Normalerweise ist Atmen kein Anzeichen für etwas medizinisch irgend  Besonderes, durfte in diesem Fall aber als Genesungszeichen wohlwollend gewürdigt werden! Die geblümte Dame erholte sich zusehends und die Kittel-Rosen erblühten zu neuem Leben. – „Puuhhh!“ hörte ich mich sagen, „Chef! Da haben wir uns aber mal echt als Ärzte erwiesen!“ Denn, so ist’s nun mal, was hilft, hat Recht! Unter uns Fachleuten heißt das „evidenzbasiert“, was bedeutet, wenn es hilft, war es gut, sonst möglicherweise leider nicht so.

Aus diesem Arztangsttraum erwachte ich mit Selbstzweifeln. Verhält es sich denn so? Befähigt das gewissenhafte Anschauen von Arzt-Serien im Fernsehen wirklich zu lebensrettenden Maßnahmen? Ganz sicher bin ich mir nicht, und ich weiß auch nicht, ob ich im Sterbenskrankheitsfalle mir selber in die Hände fallen möchte. Andererseits, der Kittel stand mir gut und ich machte eine insgesamt ja  kompetente Erscheinung.

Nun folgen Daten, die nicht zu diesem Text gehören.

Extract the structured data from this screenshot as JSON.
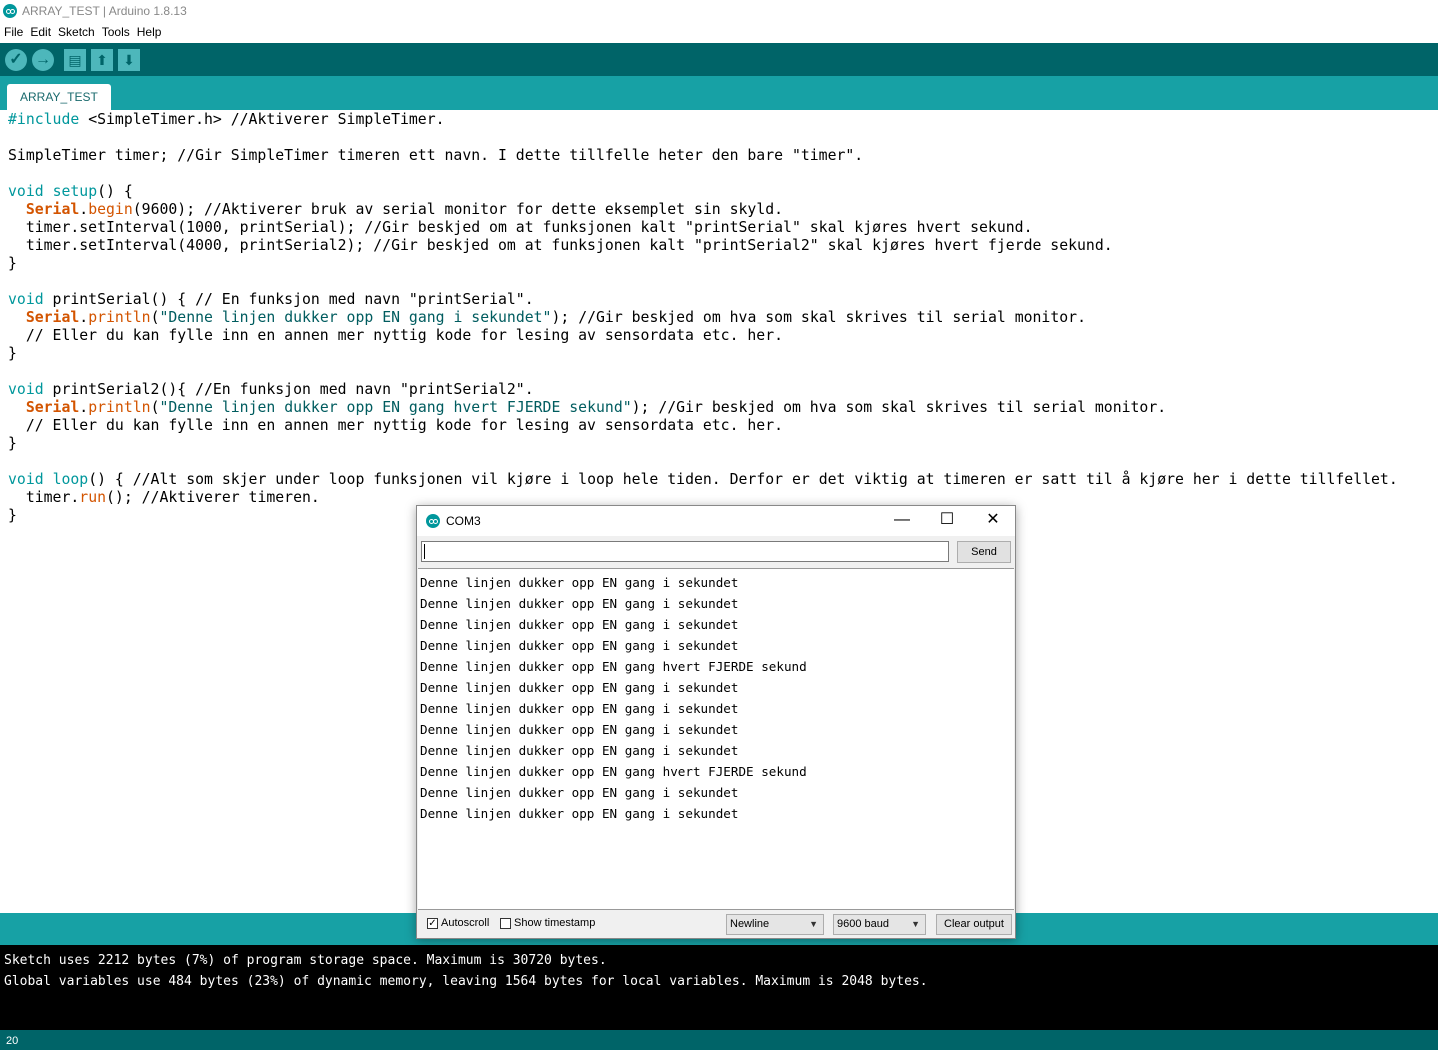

Die geblümte Dame, deren Leben ich, nicht zuletzt durch Mut, Zivilcourage und Wagelust gerettet hatte, war übrigens Frau Frerkes! Ich habe sie dann aus Dankbarkeit geheiratet. Unsere Fernbeziehung – Frau Frerkes lebt ja in Argentinien – würzt unser Geschlechtsleben ungemein. Letzteres möchte ich jedoch als private Mitteilung, gegen entsprechende Gebühr, nur im Privatfernsehen mitgeteilt wissen! Das gebietet die ärztliche Schweigepflicht! Und Arzt, das war ich ja nun mal, im meinem Traum, ist ja nicht ohne! Mein  vielleicht nur vorgespiegelter Chefarzt hat übrigens in der Nähe von Buenos Aires ein Restaurant aufgemacht. Er behauptet auf einer Ansichtskarte, die er mir schickte, es läge „direkt am Jakobsweg“! – Nur: Kann man „Ärzten“ trauen?